The Way Things Were
by Eva Pasco, author of the novel "Underlying
Notes"
A frequent time traveler through Alice’s Looking Glass of the Sixties, I’m inclined to chase memories that lead me on
a wild goose chase through the myriad twists and turns inside those tunnels to the past where I pry loose a
stone or two. I'm gonna tell you a story, I'm gonna
tell you about my town. Oh, Lincoln, you're my home (oh,
yeah)…Lincoln, located in northeastern Rhode Island, and named in honor of our sixteenth president, Abraham Lincoln.
Quite honestly, Lincoln was a quiet place to
grow up during the Sixties, which is precisely why I’ve pried this stone loose to turn over and examine closely,
the better to conjure traces of a simpler time. I
see Lincoln Community School (circa 1922) standing the way it was on Breakneck
Hill Road rather than the office park of today. Climbing those cement steps leading to the wide front
doors seemed like a monumental hike similar to accessing Lincoln Memorial (by the way, another school in the town on Lonsdale Avenue bore
that name). Once inside, you were safely confined within the institutional womb of celery green walls. Lots of
copying arithmetic problems from a slate chalkboard the length of the wall behind teacher’s desk, and rote
memorization of facts and poems were the rigueur of the day. These regimens are trumped by my sensory
recollections of inhaling the inside of a brand new box of Milton Bradley crayons, and savoring the flavor of
paste doled from a jar onto a scrap of newsprint. Hitting the bottom of the soap dispensers inside the girls’

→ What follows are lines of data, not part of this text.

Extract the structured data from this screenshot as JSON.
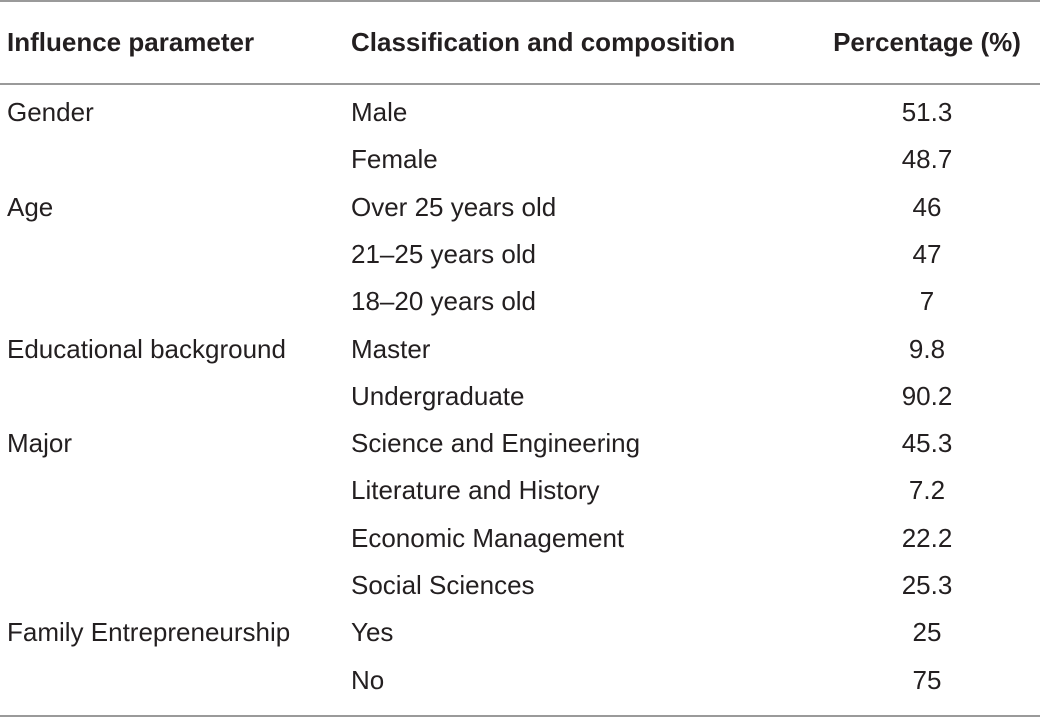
{
  "table": {
    "header": [
      "Influence parameter",
      "Classification and composition",
      "Percentage (%)"
    ],
    "groups": [
      {
        "parameter": "Gender",
        "items": [
          {
            "label": "Male",
            "percentage": 51.3
          },
          {
            "label": "Female",
            "percentage": 48.7
          }
        ]
      },
      {
        "parameter": "Age",
        "items": [
          {
            "label": "Over 25 years old",
            "percentage": 46
          },
          {
            "label": "21–25 years old",
            "percentage": 47
          },
          {
            "label": "18–20 years old",
            "percentage": 7
          }
        ]
      },
      {
        "parameter": "Educational background",
        "items": [
          {
            "label": "Master",
            "percentage": 9.8
          },
          {
            "label": "Undergraduate",
            "percentage": 90.2
          }
        ]
      },
      {
        "parameter": "Major",
        "items": [
          {
            "label": "Science and Engineering",
            "percentage": 45.3
          },
          {
            "label": "Literature and History",
            "percentage": 7.2
          },
          {
            "label": "Economic Management",
            "percentage": 22.2
          },
          {
            "label": "Social Sciences",
            "percentage": 25.3
          }
        ]
      },
      {
        "parameter": "Family Entrepreneurship",
        "items": [
          {
            "label": "Yes",
            "percentage": 25
          },
          {
            "label": "No",
            "percentage": 75
          }
        ]
      }
    ]
  }
}
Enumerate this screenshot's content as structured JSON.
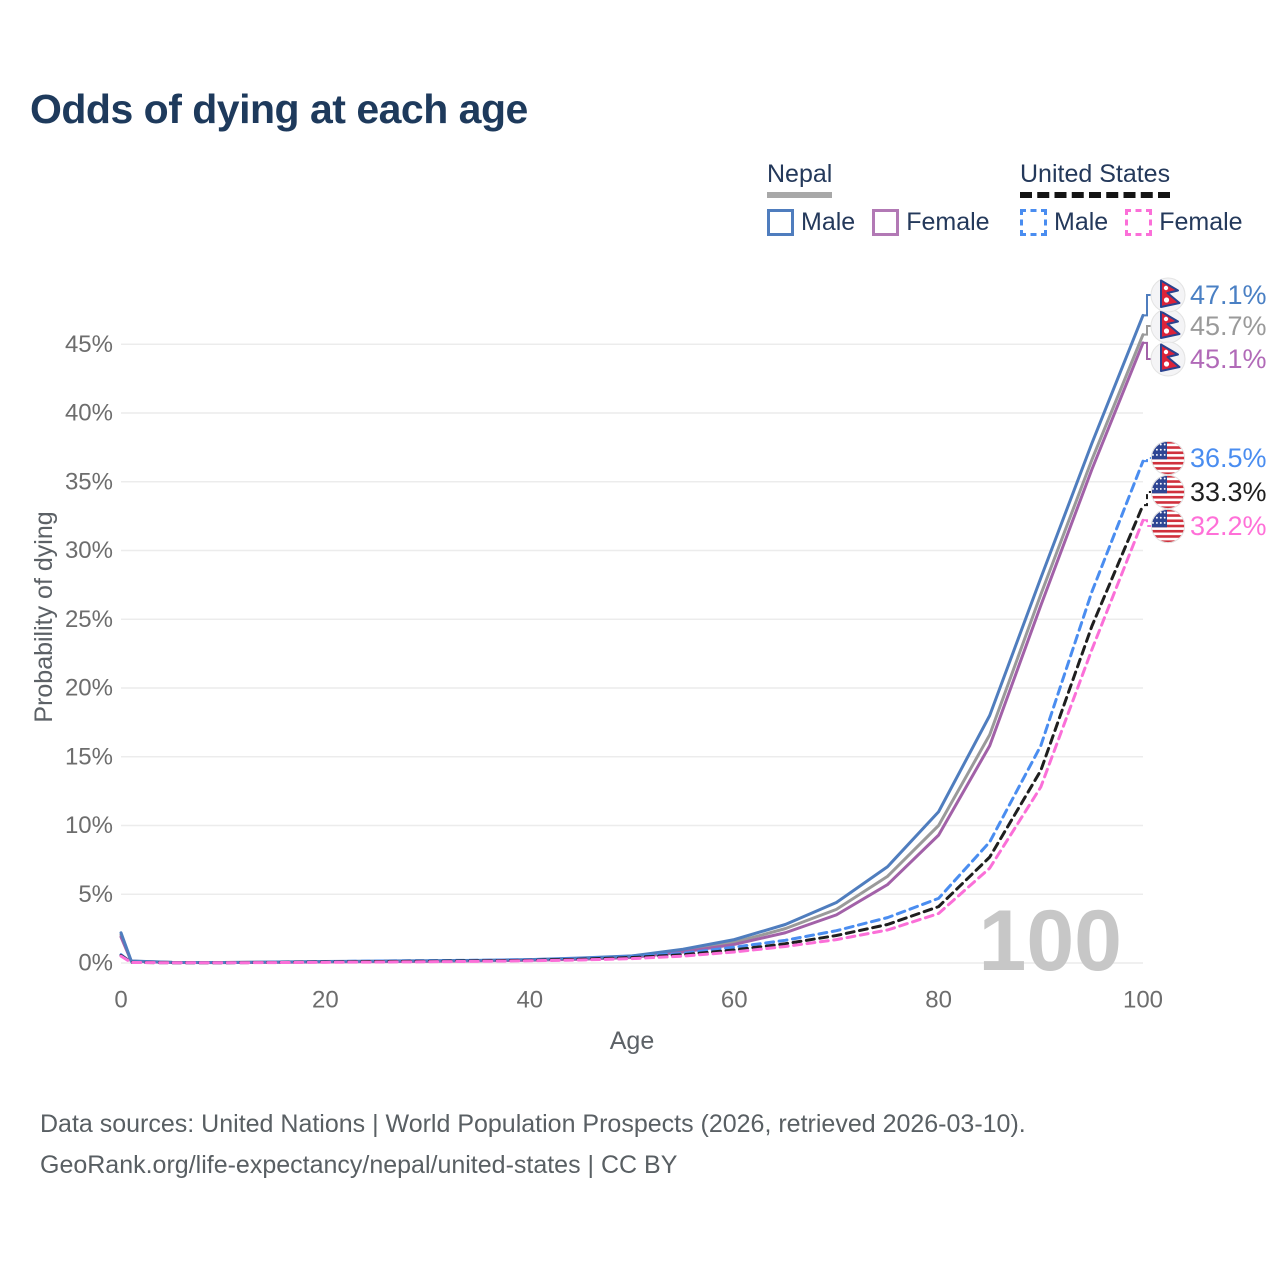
{
  "title": "Odds of dying at each age",
  "legend": {
    "groups": [
      {
        "label": "Nepal",
        "underline": "solid",
        "items": [
          {
            "label": "Male",
            "style": "solid",
            "color": "#4f7dbe"
          },
          {
            "label": "Female",
            "style": "solid",
            "color": "#b279b5"
          }
        ]
      },
      {
        "label": "United States",
        "underline": "dashed",
        "items": [
          {
            "label": "Male",
            "style": "dashed",
            "color": "#4a8df0"
          },
          {
            "label": "Female",
            "style": "dashed",
            "color": "#fb6fd8"
          }
        ]
      }
    ]
  },
  "chart_data": {
    "type": "line",
    "title": "Odds of dying at each age",
    "xlabel": "Age",
    "ylabel": "Probability of dying",
    "xlim": [
      0,
      100
    ],
    "ylim_pct": [
      0,
      48
    ],
    "x_ticks": [
      0,
      20,
      40,
      60,
      80,
      100
    ],
    "y_ticks_pct": [
      0,
      5,
      10,
      15,
      20,
      25,
      30,
      35,
      40,
      45
    ],
    "grid": "horizontal-only",
    "legend_position": "top-right",
    "watermark": "100",
    "watermark_color": "#c7c7c7",
    "ages": [
      0,
      1,
      5,
      10,
      15,
      20,
      25,
      30,
      35,
      40,
      45,
      50,
      55,
      60,
      65,
      70,
      75,
      80,
      85,
      90,
      95,
      100
    ],
    "series": [
      {
        "id": "nepal-total",
        "name": "Nepal",
        "country": "Nepal",
        "sex": "Total",
        "color": "#9a9a9a",
        "label_color": "#9a9a9a",
        "dash": false,
        "flag": "nepal",
        "end_label": "45.7%",
        "values": [
          2.05,
          0.14,
          0.05,
          0.04,
          0.06,
          0.09,
          0.12,
          0.14,
          0.17,
          0.22,
          0.31,
          0.45,
          0.9,
          1.5,
          2.5,
          3.9,
          6.3,
          10.0,
          16.6,
          26.8,
          36.6,
          45.7
        ]
      },
      {
        "id": "nepal-female",
        "name": "Nepal Female",
        "country": "Nepal",
        "sex": "Female",
        "color": "#a261a8",
        "label_color": "#b16ab8",
        "dash": false,
        "flag": "nepal",
        "end_label": "45.1%",
        "values": [
          1.9,
          0.13,
          0.04,
          0.03,
          0.05,
          0.08,
          0.1,
          0.12,
          0.15,
          0.2,
          0.27,
          0.4,
          0.8,
          1.35,
          2.2,
          3.5,
          5.7,
          9.3,
          15.8,
          26.0,
          35.9,
          45.1
        ]
      },
      {
        "id": "nepal-male",
        "name": "Nepal Male",
        "country": "Nepal",
        "sex": "Male",
        "color": "#4f7dbe",
        "label_color": "#4a80c4",
        "dash": false,
        "flag": "nepal",
        "end_label": "47.1%",
        "values": [
          2.2,
          0.15,
          0.05,
          0.04,
          0.07,
          0.11,
          0.14,
          0.16,
          0.19,
          0.25,
          0.36,
          0.52,
          1.0,
          1.7,
          2.8,
          4.4,
          7.0,
          11.0,
          18.0,
          28.0,
          37.8,
          47.1
        ]
      },
      {
        "id": "us-male",
        "name": "United States Male",
        "country": "United States",
        "sex": "Male",
        "color": "#4a8df0",
        "label_color": "#4a8df0",
        "dash": true,
        "flag": "us",
        "end_label": "36.5%",
        "values": [
          0.6,
          0.05,
          0.02,
          0.02,
          0.05,
          0.1,
          0.14,
          0.17,
          0.2,
          0.24,
          0.33,
          0.47,
          0.7,
          1.15,
          1.65,
          2.35,
          3.3,
          4.7,
          8.8,
          15.8,
          27.0,
          36.5
        ]
      },
      {
        "id": "us-total",
        "name": "United States",
        "country": "United States",
        "sex": "Total",
        "color": "#1f1f1f",
        "label_color": "#1f1f1f",
        "dash": true,
        "flag": "us",
        "end_label": "33.3%",
        "values": [
          0.55,
          0.045,
          0.02,
          0.02,
          0.04,
          0.08,
          0.11,
          0.13,
          0.16,
          0.2,
          0.28,
          0.4,
          0.6,
          0.95,
          1.4,
          2.0,
          2.8,
          4.1,
          7.7,
          14.0,
          24.5,
          33.3
        ]
      },
      {
        "id": "us-female",
        "name": "United States Female",
        "country": "United States",
        "sex": "Female",
        "color": "#fb6fd8",
        "label_color": "#ff70d8",
        "dash": true,
        "flag": "us",
        "end_label": "32.2%",
        "values": [
          0.5,
          0.04,
          0.015,
          0.015,
          0.03,
          0.05,
          0.07,
          0.09,
          0.12,
          0.16,
          0.22,
          0.32,
          0.5,
          0.8,
          1.2,
          1.7,
          2.4,
          3.6,
          6.9,
          12.8,
          22.8,
          32.2
        ]
      }
    ]
  },
  "footer": {
    "line1": "Data sources: United Nations | World Population Prospects (2026, retrieved 2026-03-10).",
    "line2": "GeoRank.org/life-expectancy/nepal/united-states | CC BY"
  }
}
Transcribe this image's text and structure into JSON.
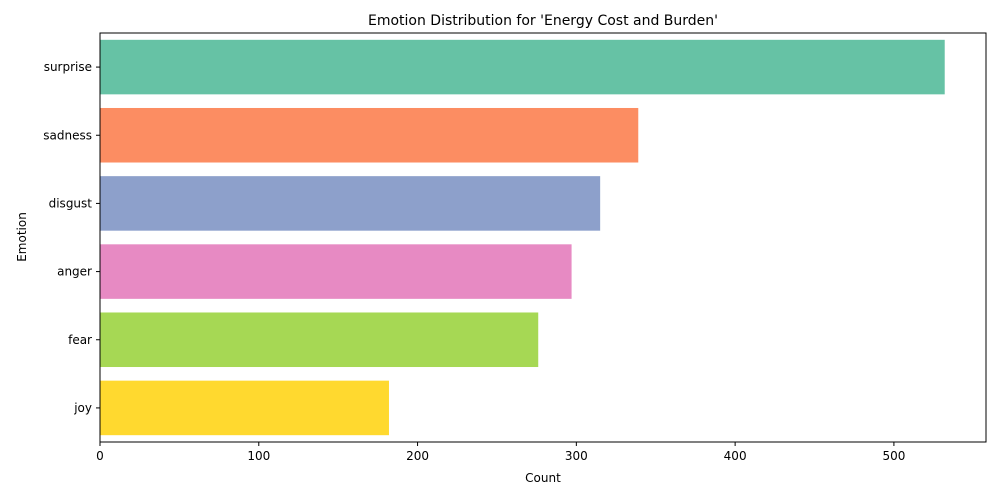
{
  "chart_data": {
    "type": "bar",
    "orientation": "horizontal",
    "title": "Emotion Distribution for 'Energy Cost and Burden'",
    "xlabel": "Count",
    "ylabel": "Emotion",
    "categories": [
      "surprise",
      "sadness",
      "disgust",
      "anger",
      "fear",
      "joy"
    ],
    "values": [
      532,
      339,
      315,
      297,
      276,
      182
    ],
    "colors": [
      "#66c2a5",
      "#fc8d62",
      "#8da0cb",
      "#e78ac3",
      "#a6d854",
      "#ffd92f"
    ],
    "xlim": [
      0,
      558
    ],
    "xticks": [
      0,
      100,
      200,
      300,
      400,
      500
    ],
    "grid": false,
    "legend": "none"
  }
}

lavatory dispersed a generous amount of abrasive Borax powder which produced a luxurious amount of lather as we
rubbed our hands together under the faucet. The
clean fragrance lingered long after washing…
I see St. Jude’s on Front Street the way it was—a humble abode before its reconstruction into an
amphitheater-in-the-round with a monstrosity of a pagoda-like roof. I remember gathering in the old basement with fellow
Christmas carolers and sipping on hot chocolate with marshmallows as an antidote to reveling in the bitter cold.
We could idle the evening away because in those days we weren’t deluged with an avalanche of homework. Come to
think of it, we didn’t get any and don’t seem to be any dumber for it!
You could always sit down for a home cooked
meal at Rusty’s on Breakneck Hill Road. If you wanted burgers, fries, and a
sundae or shake, it was Edward’s at the corner of Cobble Hill Road and
Smithfield Avenue, the asphalt stretch into the cities of Pawtucket and Providence. My dad took us there mostly for ice cream. Don’t ask me why I
once and only once ordered a sundae with chocolate ice cream topped with strawberries. Well, the establishment
that was once Rusty’s has repeatedly come under new ownership with different names at breakneck speed.
Edward’s just keeps getting seedier and seedier,
but you can’t beat their ice cream!
I suppose I don’t miss the junkyard relics
strewn along Cobble Hill Road, most of the acreage now dotted with
impressive homes. Junkyards seem to be a relic of the past. Looking back over the shoulder of nostalgia, it
might not be a bad idea to embrace some things, the way they were.